My Daughter is in a school one state away. I don’t want to mention where she is from and I don’t want to mention where she is attending lets just say Northeast. She is starting her second semester and has been making friends like anyone else. does. She recently applied to join a sorority and was not picked , although ALL of her dorm friends, including her room mate were picked. I may also add that EVERY one of the friends picked were from the same state and my Daughter is from a different state. My Daughter is at a point where she wants to just pack up and leave. We have told her that’s a bad idea but if she’s that miserable she can come home ( I am not happy about it though) and go locally. Can anyone suggest a path for my Daughter to take? I have suggested speaking to her RA, going to a confidential counselor or joining a club like a dance club, a business club etc. My heart breaks for her !

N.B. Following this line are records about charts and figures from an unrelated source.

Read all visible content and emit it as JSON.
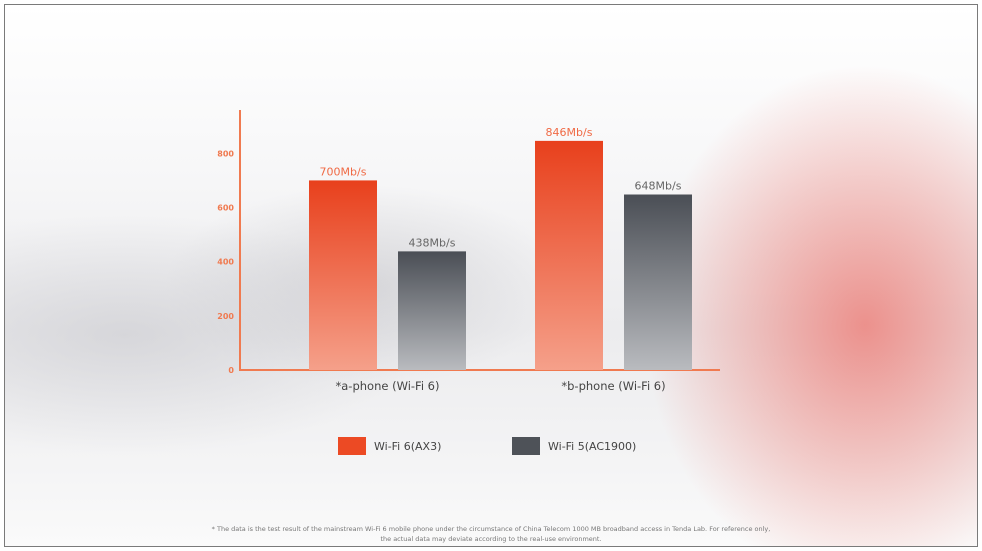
{
  "chart_data": {
    "type": "bar",
    "categories": [
      "*a-phone (Wi-Fi 6)",
      "*b-phone (Wi-Fi 6)"
    ],
    "series": [
      {
        "name": "Wi-Fi 6(AX3)",
        "values": [
          700,
          846
        ],
        "labels": [
          "700Mb/s",
          "846Mb/s"
        ],
        "color": "#ec4a24"
      },
      {
        "name": "Wi-Fi 5(AC1900)",
        "values": [
          438,
          648
        ],
        "labels": [
          "438Mb/s",
          "648Mb/s"
        ],
        "color": "#4e5258"
      }
    ],
    "yticks": [
      0,
      200,
      400,
      600,
      800
    ],
    "ylim": [
      0,
      960
    ],
    "axis_color": "#f07a50",
    "legend_position": "bottom",
    "grid": false
  },
  "footnote": [
    "* The data is the test result of the mainstream Wi-Fi 6 mobile phone under the circumstance of China Telecom 1000 MB broadband access in Tenda Lab. For reference only,",
    "the actual data may deviate according to the real-use environment."
  ]
}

I’m sorry about your daughters experience . I know you say she’s miserable but can she get involved in school other ways? I’m not aware of your situation if dropping out a the middle of the semester can cause some issues with the school .I have a younger cousin this happened to but she ended up joining a club and met a great group of friends . Does your daughter have a group friends she can hang out with it not in a sorority? I know how cliquey some can be. But if she is depressed or it is affecting her grades then maybe she should come home. But if not she can reach out to other ppl not involved in Greek life? I don’t know if is Greek life is a big deal at the school she attends. But I know when you feel left out it can be depressing . This happened to me in high school and caused my grades to slip . The main goal college is education and we all will experience rejection as young adults. but if her social life begins to affect her grades and she becomes depressed she should come home .

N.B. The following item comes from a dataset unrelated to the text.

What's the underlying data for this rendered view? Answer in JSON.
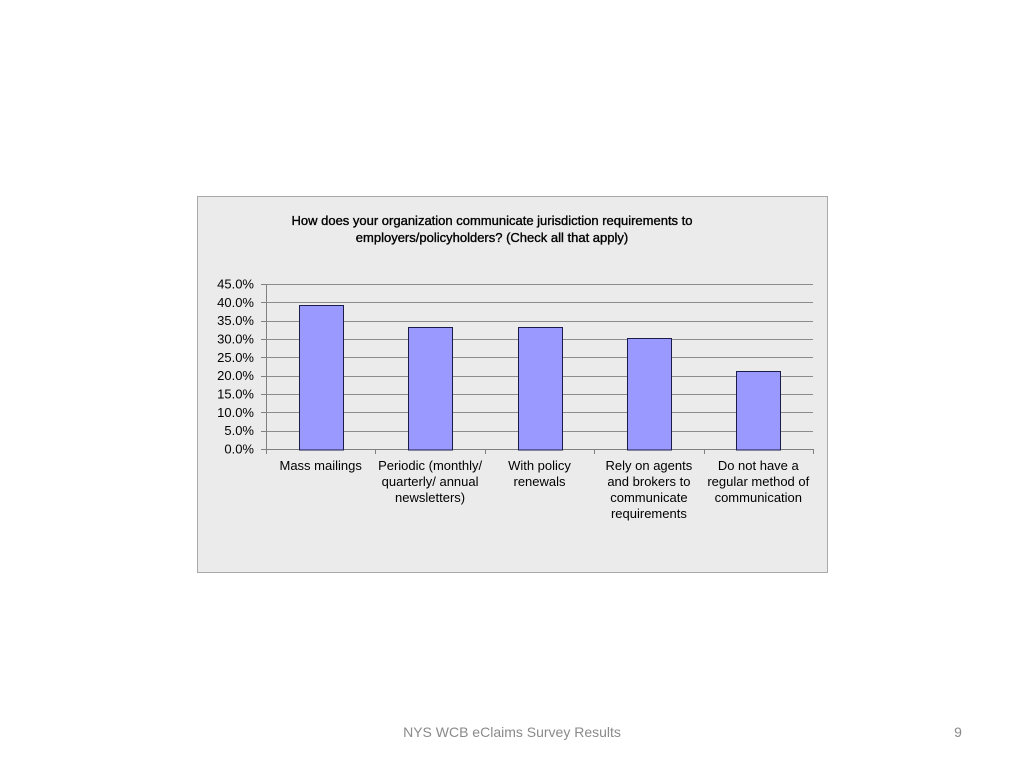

We have tried to convince her that sororities are not the end all to her world and even told her that a sorority is not what college is all about. We are hoping that she has listened and will join some club but right now we just try to stay in touch without being “helicopter parents”. She’s a big girl now and I feel she needs to stand on her own two feet. Anything short of bullying or a physical altercation I think she can handle, we just need her to make the first step to join something!